I have a problem that I don't believe most guys have experience. I am severely traumatize by women. I have major post traumatic stress when I know that someone is interested in me. I have never been in a relationship because I can't get one to start and it always my fault. I been rejected twice in my life and I have rejected myself more times then I can count. I have been approach by several women including a girl I had a crush on for years and when she finally approach me i couldn't even tell her how I felt about her despite her telling me that she notices me before and was constantly flirting with me. She is the most beautiful college girl I have ever met, and the fact that she is attracted to me seem unreal. Needless to say I never saw her again after that night. It is the most painful thing I have ever experience as depression took over and I nearly failed college. Now I know what it like to be my own worst enemy. She never even knew how I felt about her.The few minutes I had with her felt like I was in a dream.

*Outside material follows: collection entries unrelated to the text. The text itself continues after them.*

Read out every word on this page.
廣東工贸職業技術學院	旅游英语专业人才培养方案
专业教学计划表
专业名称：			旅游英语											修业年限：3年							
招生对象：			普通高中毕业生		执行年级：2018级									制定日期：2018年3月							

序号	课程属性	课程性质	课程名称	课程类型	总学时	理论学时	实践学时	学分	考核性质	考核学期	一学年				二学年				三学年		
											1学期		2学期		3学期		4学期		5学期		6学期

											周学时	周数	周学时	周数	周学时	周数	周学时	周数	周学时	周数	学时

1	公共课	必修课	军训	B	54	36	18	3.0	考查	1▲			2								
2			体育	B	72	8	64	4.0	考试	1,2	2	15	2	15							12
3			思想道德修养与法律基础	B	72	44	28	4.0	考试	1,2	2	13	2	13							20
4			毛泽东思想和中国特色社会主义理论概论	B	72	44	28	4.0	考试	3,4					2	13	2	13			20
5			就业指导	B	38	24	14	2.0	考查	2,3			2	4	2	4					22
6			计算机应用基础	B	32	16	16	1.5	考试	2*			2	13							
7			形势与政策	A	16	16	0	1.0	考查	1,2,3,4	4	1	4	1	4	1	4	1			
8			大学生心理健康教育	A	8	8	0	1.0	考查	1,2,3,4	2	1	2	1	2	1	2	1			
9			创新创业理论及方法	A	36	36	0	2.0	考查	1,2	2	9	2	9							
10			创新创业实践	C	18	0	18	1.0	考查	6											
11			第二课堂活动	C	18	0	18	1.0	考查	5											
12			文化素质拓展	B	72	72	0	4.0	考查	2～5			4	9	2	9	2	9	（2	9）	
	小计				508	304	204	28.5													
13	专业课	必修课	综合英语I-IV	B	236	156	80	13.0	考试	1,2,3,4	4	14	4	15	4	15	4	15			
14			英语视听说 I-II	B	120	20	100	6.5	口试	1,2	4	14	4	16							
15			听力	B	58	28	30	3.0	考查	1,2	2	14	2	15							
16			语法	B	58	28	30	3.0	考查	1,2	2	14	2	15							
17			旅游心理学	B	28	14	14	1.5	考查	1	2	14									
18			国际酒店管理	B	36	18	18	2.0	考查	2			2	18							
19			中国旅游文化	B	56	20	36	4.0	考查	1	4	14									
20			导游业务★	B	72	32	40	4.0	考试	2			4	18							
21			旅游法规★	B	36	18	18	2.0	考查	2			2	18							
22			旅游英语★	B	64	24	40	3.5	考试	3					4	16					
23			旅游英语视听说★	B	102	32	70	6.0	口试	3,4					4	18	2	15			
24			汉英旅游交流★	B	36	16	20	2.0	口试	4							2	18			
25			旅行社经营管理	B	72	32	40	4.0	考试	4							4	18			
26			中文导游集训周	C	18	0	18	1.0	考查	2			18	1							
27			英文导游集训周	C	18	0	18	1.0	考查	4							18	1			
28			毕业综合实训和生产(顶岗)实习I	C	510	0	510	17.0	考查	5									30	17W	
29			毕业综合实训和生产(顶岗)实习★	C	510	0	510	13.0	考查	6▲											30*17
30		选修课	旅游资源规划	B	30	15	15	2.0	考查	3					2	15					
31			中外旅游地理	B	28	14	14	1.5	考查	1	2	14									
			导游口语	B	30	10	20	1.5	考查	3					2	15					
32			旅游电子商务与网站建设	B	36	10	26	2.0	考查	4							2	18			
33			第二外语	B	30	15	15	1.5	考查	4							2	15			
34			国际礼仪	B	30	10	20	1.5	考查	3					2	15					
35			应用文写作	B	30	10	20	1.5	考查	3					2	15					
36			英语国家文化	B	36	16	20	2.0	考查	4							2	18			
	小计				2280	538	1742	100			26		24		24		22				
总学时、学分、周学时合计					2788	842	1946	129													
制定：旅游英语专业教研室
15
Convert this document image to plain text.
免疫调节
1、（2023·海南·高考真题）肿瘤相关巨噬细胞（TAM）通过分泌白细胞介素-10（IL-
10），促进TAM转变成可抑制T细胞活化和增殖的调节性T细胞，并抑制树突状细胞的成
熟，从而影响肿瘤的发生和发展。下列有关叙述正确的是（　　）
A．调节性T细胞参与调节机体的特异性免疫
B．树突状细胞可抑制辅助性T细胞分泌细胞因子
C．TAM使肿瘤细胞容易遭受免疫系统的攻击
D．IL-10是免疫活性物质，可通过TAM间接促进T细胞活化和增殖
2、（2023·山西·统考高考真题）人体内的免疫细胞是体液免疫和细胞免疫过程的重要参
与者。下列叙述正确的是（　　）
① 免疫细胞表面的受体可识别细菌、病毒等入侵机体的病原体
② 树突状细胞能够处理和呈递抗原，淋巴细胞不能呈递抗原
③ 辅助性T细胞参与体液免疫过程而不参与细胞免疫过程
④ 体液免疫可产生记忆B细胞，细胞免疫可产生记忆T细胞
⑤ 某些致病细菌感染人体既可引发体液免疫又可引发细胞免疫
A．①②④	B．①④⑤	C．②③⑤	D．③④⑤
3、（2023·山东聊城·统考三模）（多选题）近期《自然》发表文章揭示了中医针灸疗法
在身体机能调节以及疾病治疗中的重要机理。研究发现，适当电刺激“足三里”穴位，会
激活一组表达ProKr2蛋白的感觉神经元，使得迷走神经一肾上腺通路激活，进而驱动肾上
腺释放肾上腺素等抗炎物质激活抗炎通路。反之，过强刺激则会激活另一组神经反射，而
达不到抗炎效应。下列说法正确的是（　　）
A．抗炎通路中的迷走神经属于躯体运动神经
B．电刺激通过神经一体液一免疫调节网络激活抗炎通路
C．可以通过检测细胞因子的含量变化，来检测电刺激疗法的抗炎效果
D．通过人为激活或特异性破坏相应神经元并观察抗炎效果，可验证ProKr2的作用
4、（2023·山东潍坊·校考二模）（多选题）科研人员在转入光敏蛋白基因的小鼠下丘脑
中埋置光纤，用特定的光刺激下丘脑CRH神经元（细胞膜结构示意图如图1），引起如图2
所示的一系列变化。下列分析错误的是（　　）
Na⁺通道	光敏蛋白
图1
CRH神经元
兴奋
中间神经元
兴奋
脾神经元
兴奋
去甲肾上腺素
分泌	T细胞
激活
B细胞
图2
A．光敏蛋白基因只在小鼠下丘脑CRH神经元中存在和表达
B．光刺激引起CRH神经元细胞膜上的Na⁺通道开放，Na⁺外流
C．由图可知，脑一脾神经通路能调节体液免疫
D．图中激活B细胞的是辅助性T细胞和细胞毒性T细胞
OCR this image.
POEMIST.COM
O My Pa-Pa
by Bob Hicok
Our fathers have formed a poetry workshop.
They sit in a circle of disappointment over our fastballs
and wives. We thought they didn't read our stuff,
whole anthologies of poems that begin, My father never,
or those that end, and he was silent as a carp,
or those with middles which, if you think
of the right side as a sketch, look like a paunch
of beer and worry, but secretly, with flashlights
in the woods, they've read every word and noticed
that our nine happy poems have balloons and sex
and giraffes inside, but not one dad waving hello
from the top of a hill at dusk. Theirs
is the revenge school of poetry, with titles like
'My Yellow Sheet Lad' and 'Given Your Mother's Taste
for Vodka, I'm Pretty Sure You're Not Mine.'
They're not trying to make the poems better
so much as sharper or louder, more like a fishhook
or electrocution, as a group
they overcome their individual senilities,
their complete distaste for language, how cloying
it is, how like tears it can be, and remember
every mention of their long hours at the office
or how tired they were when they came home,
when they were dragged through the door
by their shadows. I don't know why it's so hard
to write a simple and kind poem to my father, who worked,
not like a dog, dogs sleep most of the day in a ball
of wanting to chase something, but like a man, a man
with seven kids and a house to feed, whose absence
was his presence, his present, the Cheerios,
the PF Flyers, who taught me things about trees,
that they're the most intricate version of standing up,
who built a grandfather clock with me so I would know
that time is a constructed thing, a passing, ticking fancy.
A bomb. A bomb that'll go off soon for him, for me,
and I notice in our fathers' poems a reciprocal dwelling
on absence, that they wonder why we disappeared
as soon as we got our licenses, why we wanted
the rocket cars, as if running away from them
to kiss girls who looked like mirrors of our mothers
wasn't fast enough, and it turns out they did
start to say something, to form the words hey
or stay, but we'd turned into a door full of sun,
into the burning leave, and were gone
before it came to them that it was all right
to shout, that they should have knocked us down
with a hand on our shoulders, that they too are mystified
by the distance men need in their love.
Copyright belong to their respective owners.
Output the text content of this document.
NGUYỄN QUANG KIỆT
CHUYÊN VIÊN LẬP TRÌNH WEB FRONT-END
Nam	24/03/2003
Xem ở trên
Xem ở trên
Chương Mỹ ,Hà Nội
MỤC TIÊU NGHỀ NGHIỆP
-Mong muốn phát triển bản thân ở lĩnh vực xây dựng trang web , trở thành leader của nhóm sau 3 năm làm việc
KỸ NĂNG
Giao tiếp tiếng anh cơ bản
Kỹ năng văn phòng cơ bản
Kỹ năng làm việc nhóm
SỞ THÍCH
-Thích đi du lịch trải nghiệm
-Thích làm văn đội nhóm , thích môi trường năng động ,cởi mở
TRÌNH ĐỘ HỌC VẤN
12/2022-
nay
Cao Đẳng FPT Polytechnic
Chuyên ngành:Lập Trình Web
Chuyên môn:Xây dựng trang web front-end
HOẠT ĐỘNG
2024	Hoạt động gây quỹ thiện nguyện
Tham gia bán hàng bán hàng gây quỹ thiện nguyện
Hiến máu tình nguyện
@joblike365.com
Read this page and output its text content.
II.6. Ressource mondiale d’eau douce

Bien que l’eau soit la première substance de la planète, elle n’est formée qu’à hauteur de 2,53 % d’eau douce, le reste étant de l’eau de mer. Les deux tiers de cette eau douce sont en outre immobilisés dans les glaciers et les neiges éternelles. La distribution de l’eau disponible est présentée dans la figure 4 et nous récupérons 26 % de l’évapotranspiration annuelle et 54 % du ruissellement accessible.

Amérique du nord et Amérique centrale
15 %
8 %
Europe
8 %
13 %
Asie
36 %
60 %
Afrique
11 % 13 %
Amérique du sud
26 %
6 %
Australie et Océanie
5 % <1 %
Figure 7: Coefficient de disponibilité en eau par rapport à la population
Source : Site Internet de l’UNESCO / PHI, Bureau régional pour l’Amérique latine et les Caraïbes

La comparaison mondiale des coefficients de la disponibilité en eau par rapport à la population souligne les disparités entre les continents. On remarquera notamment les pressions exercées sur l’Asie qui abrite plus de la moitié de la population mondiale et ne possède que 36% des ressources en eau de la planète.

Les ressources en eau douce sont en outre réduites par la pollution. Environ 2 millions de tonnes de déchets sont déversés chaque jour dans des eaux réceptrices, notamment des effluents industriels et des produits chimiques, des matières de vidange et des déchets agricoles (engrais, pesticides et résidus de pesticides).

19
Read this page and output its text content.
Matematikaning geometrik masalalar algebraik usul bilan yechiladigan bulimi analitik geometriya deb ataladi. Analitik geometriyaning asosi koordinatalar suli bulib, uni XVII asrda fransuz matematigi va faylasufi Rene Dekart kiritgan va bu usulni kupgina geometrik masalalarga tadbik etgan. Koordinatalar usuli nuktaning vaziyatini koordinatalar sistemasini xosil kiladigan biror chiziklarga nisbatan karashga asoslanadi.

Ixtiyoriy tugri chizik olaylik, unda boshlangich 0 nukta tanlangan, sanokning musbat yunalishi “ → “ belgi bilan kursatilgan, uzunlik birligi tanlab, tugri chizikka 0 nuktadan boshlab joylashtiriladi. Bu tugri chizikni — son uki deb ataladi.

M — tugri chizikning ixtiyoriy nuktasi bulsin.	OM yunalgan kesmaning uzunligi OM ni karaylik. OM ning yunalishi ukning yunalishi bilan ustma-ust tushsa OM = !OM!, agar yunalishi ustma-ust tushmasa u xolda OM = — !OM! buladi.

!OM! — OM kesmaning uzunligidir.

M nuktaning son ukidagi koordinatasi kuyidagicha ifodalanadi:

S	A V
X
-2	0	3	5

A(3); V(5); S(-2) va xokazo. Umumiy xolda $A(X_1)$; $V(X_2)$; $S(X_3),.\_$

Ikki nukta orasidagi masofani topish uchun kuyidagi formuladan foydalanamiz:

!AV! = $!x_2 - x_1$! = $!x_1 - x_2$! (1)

She wasn't the first girl to approach me, and she soon wouldn't be the last, but every time I got close to another girl, a wall would soon form. I am bless to know that women are attracted to me and some would approach me yet it seem silly that I can't be with someone. It like I got everything handed on a platter and still wouldn't take it. Some of my reaction is really not human. For example, when I get approach by a girl who I am attracted to, my guts response is I say hi and then excuse myself. Other times when I get a signal, smile, wink, I too also excuse myself. And lastly when a girl try to get close to me, I couldn't even look at her in the eye and say hi.
All these things happen in college which was a year ago, and since then I have probably fallen off the straight and narrow path more often than not. I don't know what to do at this point anymore. I'm just incapable of love I guess.